The fountain of youth might be reserved to the annals of mythology, but geneticists may have just discovered the next closest thing. Their discovery could soon make it possible to extend the normal human lifespan to 500 years, according to the Buck Institute, a research group that studies aging.

During a series of simple genetic experiments on C. Elegans nematode worms, researchers found that they could extend the worms' lives by a shocking five times, far exceeding hypothesis expectations.

"Basically these worms lived to the human equivalent of 400 to 500 years," explained lead scientist Pankaj Kapahi.

Kapahi and colleagues combined mutations in two genetic pathways already known for lifespan extension. The first tweak involved mutations that inhibit key molecules involved in insulin signaling (IIS), which is usually associated with a doubling of the lifespan in these worms. A second tweak was performed on the nutrient signaling pathway Target of Rapamycin (TOR), which is typically associated with a 30 percent increase in lifespan.

Naturally, the researchers hypothesized that the dual tweak would combine for roughly a 130 percent lifespan extension. They were stunned when the worms showed a five-fold increase instead.

"Instead, what we have here is a synergistic five-fold increase in lifespan," said Kapahi. "The two mutations set off a positive feedback loop in specific tissues that amplified lifespan."

Kapahi also said it ought to be possible to use this method to combat many of the ailments of aging in more complex organisms too, possibly even humans. At the very least, the research could help explain why scientists are having a difficult time identifying single genes responsible for the long lives experienced by human centenarians.

"It's quite probable that interactions between genes are critical in those fortunate enough to live very long, healthy lives," said Kapahi.
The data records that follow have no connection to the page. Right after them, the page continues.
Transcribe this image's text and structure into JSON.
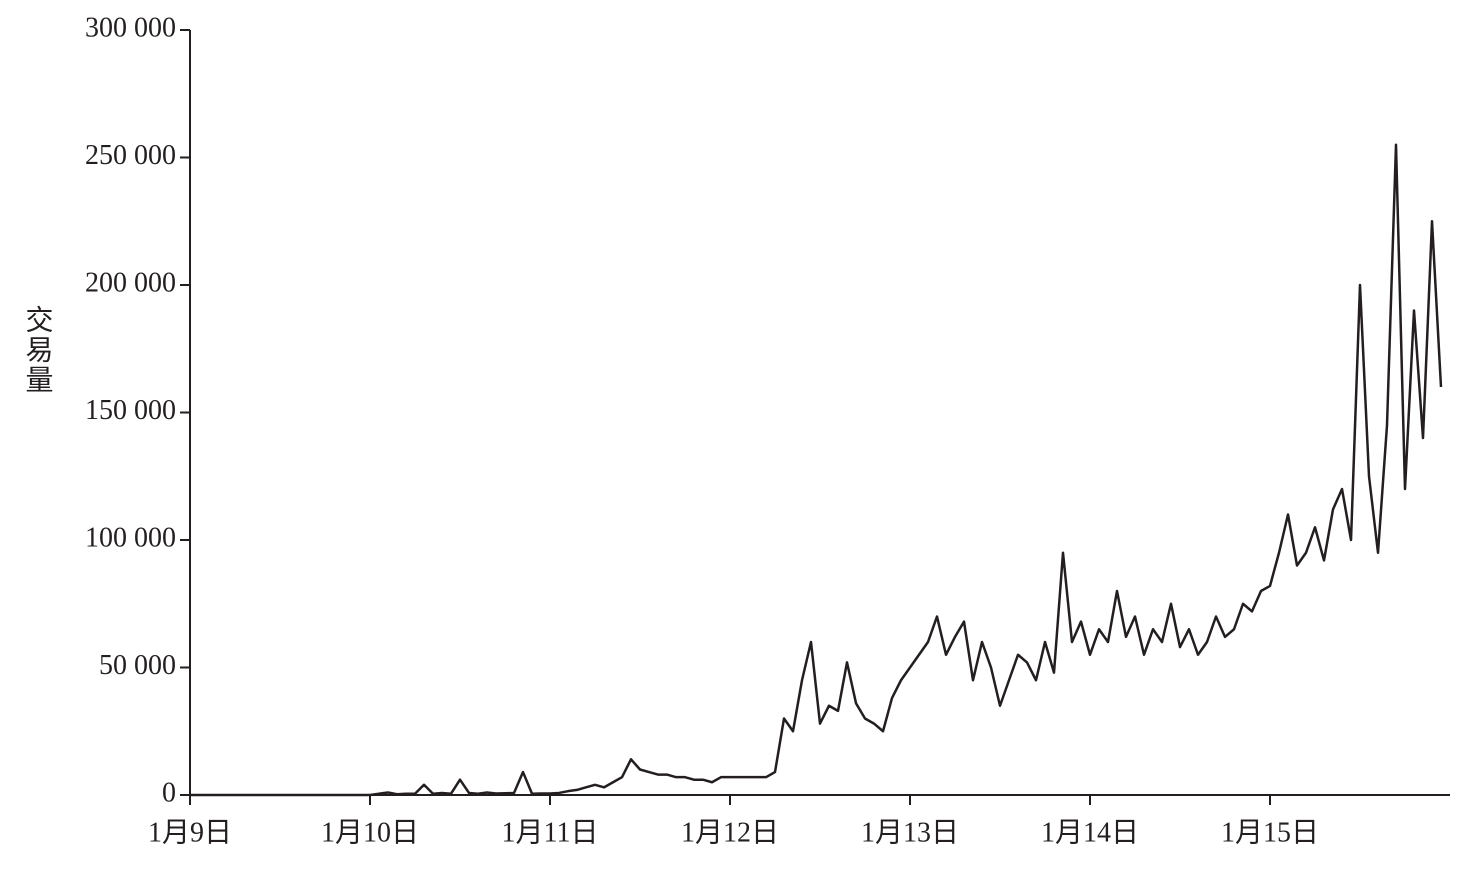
{
  "chart_data": {
    "type": "line",
    "y_label": "交易量",
    "color": "#231f20",
    "xlim": [
      0,
      7
    ],
    "ylim": [
      0,
      300000
    ],
    "xticks": [
      {
        "value": 0,
        "label": "1月9日"
      },
      {
        "value": 1,
        "label": "1月10日"
      },
      {
        "value": 2,
        "label": "1月11日"
      },
      {
        "value": 3,
        "label": "1月12日"
      },
      {
        "value": 4,
        "label": "1月13日"
      },
      {
        "value": 5,
        "label": "1月14日"
      },
      {
        "value": 6,
        "label": "1月15日"
      }
    ],
    "yticks": [
      0,
      {
        "value": 50000,
        "label": "50 000"
      },
      {
        "value": 100000,
        "label": "100 000"
      },
      {
        "value": 150000,
        "label": "150 000"
      },
      {
        "value": 200000,
        "label": "200 000"
      },
      {
        "value": 250000,
        "label": "250 000"
      },
      {
        "value": 300000,
        "label": "300 000"
      }
    ],
    "x": [
      0,
      0.05,
      0.1,
      0.15,
      0.2,
      0.25,
      0.3,
      0.35,
      0.4,
      0.45,
      0.5,
      0.55,
      0.6,
      0.65,
      0.7,
      0.75,
      0.8,
      0.85,
      0.9,
      0.95,
      1,
      1.05,
      1.1,
      1.15,
      1.2,
      1.25,
      1.3,
      1.35,
      1.4,
      1.45,
      1.5,
      1.55,
      1.6,
      1.65,
      1.7,
      1.75,
      1.8,
      1.85,
      1.9,
      1.95,
      2,
      2.05,
      2.1,
      2.15,
      2.2,
      2.25,
      2.3,
      2.35,
      2.4,
      2.45,
      2.5,
      2.55,
      2.6,
      2.65,
      2.7,
      2.75,
      2.8,
      2.85,
      2.9,
      2.95,
      3,
      3.05,
      3.1,
      3.15,
      3.2,
      3.25,
      3.3,
      3.35,
      3.4,
      3.45,
      3.5,
      3.55,
      3.6,
      3.65,
      3.7,
      3.75,
      3.8,
      3.85,
      3.9,
      3.95,
      4,
      4.05,
      4.1,
      4.15,
      4.2,
      4.25,
      4.3,
      4.35,
      4.4,
      4.45,
      4.5,
      4.55,
      4.6,
      4.65,
      4.7,
      4.75,
      4.8,
      4.85,
      4.9,
      4.95,
      5,
      5.05,
      5.1,
      5.15,
      5.2,
      5.25,
      5.3,
      5.35,
      5.4,
      5.45,
      5.5,
      5.55,
      5.6,
      5.65,
      5.7,
      5.75,
      5.8,
      5.85,
      5.9,
      5.95,
      6,
      6.05,
      6.1,
      6.15,
      6.2,
      6.25,
      6.3,
      6.35,
      6.4,
      6.45,
      6.5,
      6.55,
      6.6,
      6.65,
      6.7,
      6.75,
      6.8,
      6.85,
      6.9,
      6.95
    ],
    "values": [
      0,
      0,
      0,
      0,
      0,
      0,
      0,
      0,
      0,
      0,
      0,
      0,
      0,
      0,
      0,
      0,
      0,
      0,
      0,
      0,
      0,
      500,
      1000,
      300,
      500,
      500,
      4000,
      500,
      800,
      500,
      6000,
      800,
      500,
      1000,
      600,
      700,
      800,
      9000,
      500,
      600,
      600,
      800,
      1500,
      2000,
      3000,
      4000,
      3000,
      5000,
      7000,
      14000,
      10000,
      9000,
      8000,
      8000,
      7000,
      7000,
      6000,
      6000,
      5000,
      7000,
      7000,
      7000,
      7000,
      7000,
      7000,
      9000,
      30000,
      25000,
      45000,
      60000,
      28000,
      35000,
      33000,
      52000,
      36000,
      30000,
      28000,
      25000,
      38000,
      45000,
      50000,
      55000,
      60000,
      70000,
      55000,
      62000,
      68000,
      45000,
      60000,
      50000,
      35000,
      45000,
      55000,
      52000,
      45000,
      60000,
      48000,
      95000,
      60000,
      68000,
      55000,
      65000,
      60000,
      80000,
      62000,
      70000,
      55000,
      65000,
      60000,
      75000,
      58000,
      65000,
      55000,
      60000,
      70000,
      62000,
      65000,
      75000,
      72000,
      80000,
      82000,
      95000,
      110000,
      90000,
      95000,
      105000,
      92000,
      112000,
      120000,
      100000,
      200000,
      125000,
      95000,
      145000,
      255000,
      120000,
      190000,
      140000,
      225000,
      160000
    ]
  }
}
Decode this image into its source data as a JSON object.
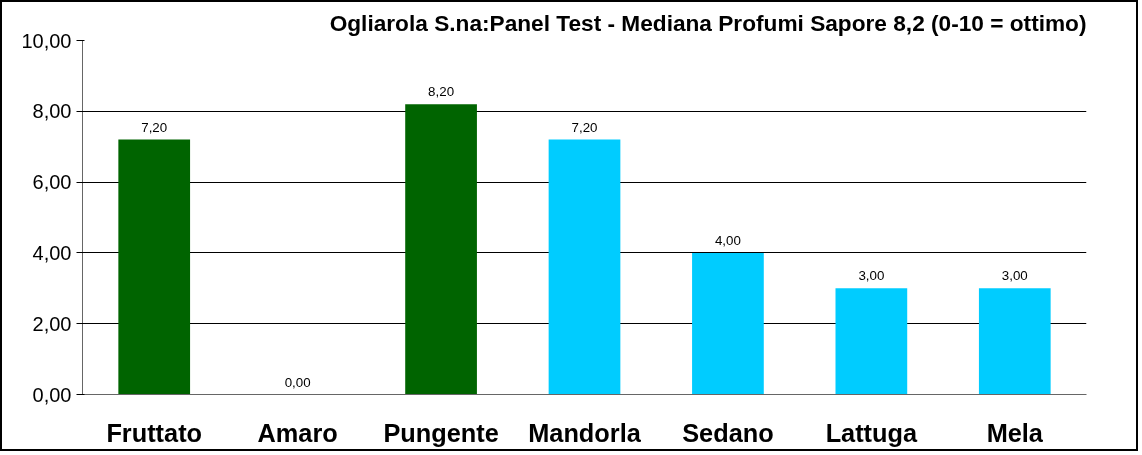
{
  "chart_data": {
    "type": "bar",
    "title": "Ogliarola S.na:Panel Test - Mediana Profumi Sapore 8,2 (0-10 = ottimo)",
    "categories": [
      "Fruttato",
      "Amaro",
      "Pungente",
      "Mandorla",
      "Sedano",
      "Lattuga",
      "Mela"
    ],
    "values": [
      7.2,
      0,
      8.2,
      7.2,
      4,
      3,
      3
    ],
    "colors": [
      "#006400",
      "#006400",
      "#006400",
      "#00ccff",
      "#00ccff",
      "#00ccff",
      "#00ccff"
    ],
    "value_labels": [
      "7,20",
      "0,00",
      "8,20",
      "7,20",
      "4,00",
      "3,00",
      "3,00"
    ],
    "ylim": [
      0,
      10
    ],
    "yticks": [
      {
        "value": 0,
        "label": "0,00"
      },
      {
        "value": 2,
        "label": "2,00"
      },
      {
        "value": 4,
        "label": "4,00"
      },
      {
        "value": 6,
        "label": "6,00"
      },
      {
        "value": 8,
        "label": "8,00"
      },
      {
        "value": 10,
        "label": "10,00"
      }
    ],
    "grid": "y"
  }
}
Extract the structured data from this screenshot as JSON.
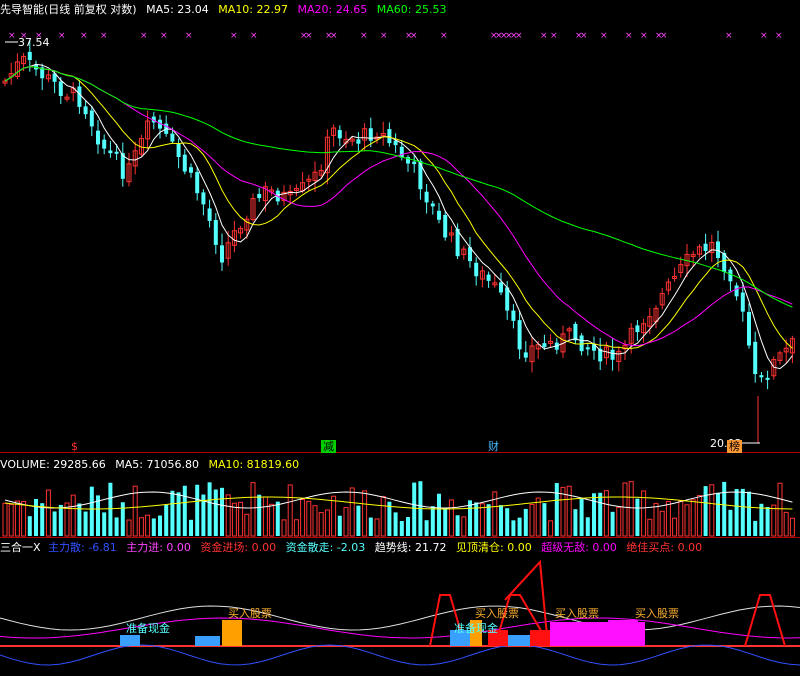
{
  "main_header": {
    "title": "先导智能(日线 前复权 对数)",
    "ma5": "MA5: 23.04",
    "ma10": "MA10: 22.97",
    "ma20": "MA20: 24.65",
    "ma60": "MA60: 25.53"
  },
  "price_labels": {
    "high": "37.54",
    "low": "20.03"
  },
  "event_marks": {
    "s": "$",
    "jian": "减",
    "cai": "财",
    "bang": "榜"
  },
  "volume_header": {
    "volume": "VOLUME: 29285.66",
    "ma5": "MA5: 71056.80",
    "ma10": "MA10: 81819.60"
  },
  "indicator_header": {
    "name": "三合一X",
    "zlsan": "主力散: -6.81",
    "zljin": "主力进: 0.00",
    "zjjc": "资金进场: 0.00",
    "zjsz": "资金散走: -2.03",
    "qsx": "趋势线: 21.72",
    "jdqc": "见顶清仓: 0.00",
    "cjwd": "超级无敌: 0.00",
    "jjmd": "绝佳买点: 0.00"
  },
  "indicator_labels": {
    "zbxj": "准备现金",
    "buy1": "买入股票",
    "buy2": "买入股票",
    "buy3": "买入股票",
    "buy4": "买入股票",
    "zbxj2": "准备现金"
  },
  "colors": {
    "up": "#ff3232",
    "down": "#54ffff",
    "ma5": "#ffffff",
    "ma10": "#ffff00",
    "ma20": "#ff00ff",
    "ma60": "#00ff00",
    "grid": "#b00000"
  }
}
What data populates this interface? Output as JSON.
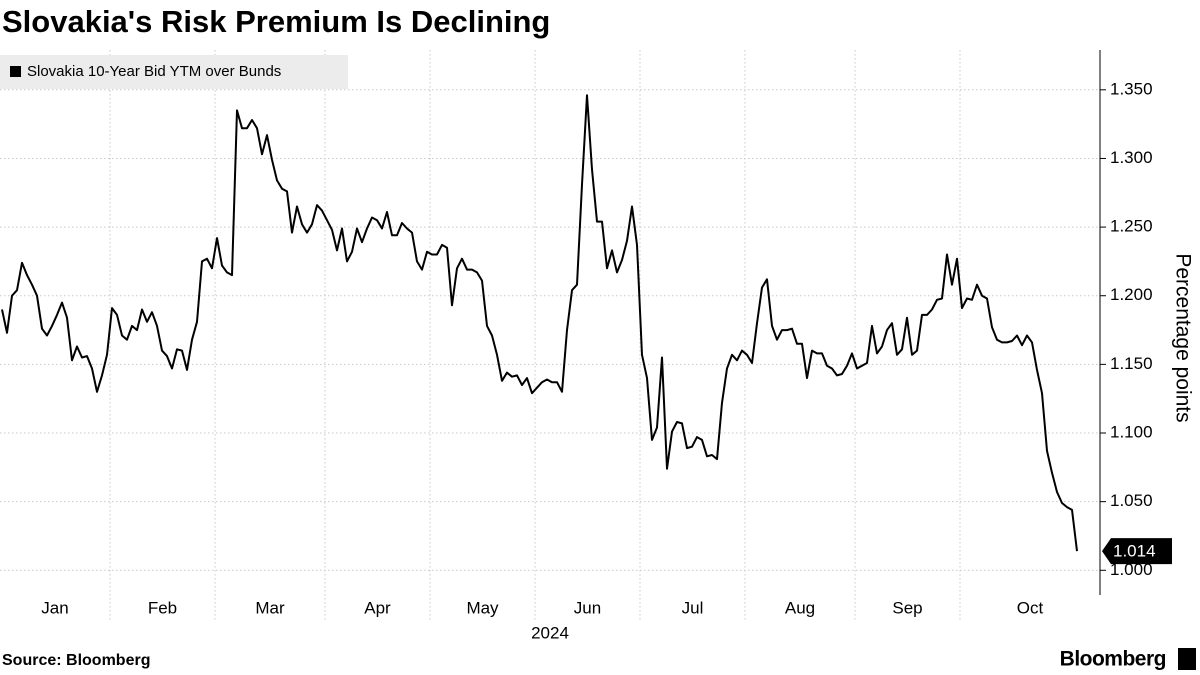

The results are also encouraging because they found that the positive feedback loop originated in the germline tissue, which are sequences of reproductive cells that can be passed on to successive generations. If this is indeed the case, then it lends credence to the idea that a similar synergy between the two pathways might exist in more complex organisms.

Whether similar gene tweaks in humans would show the same results has yet to be tested, but there's reason for optimism. Researchers are already streamlining the experiment for trials on mice.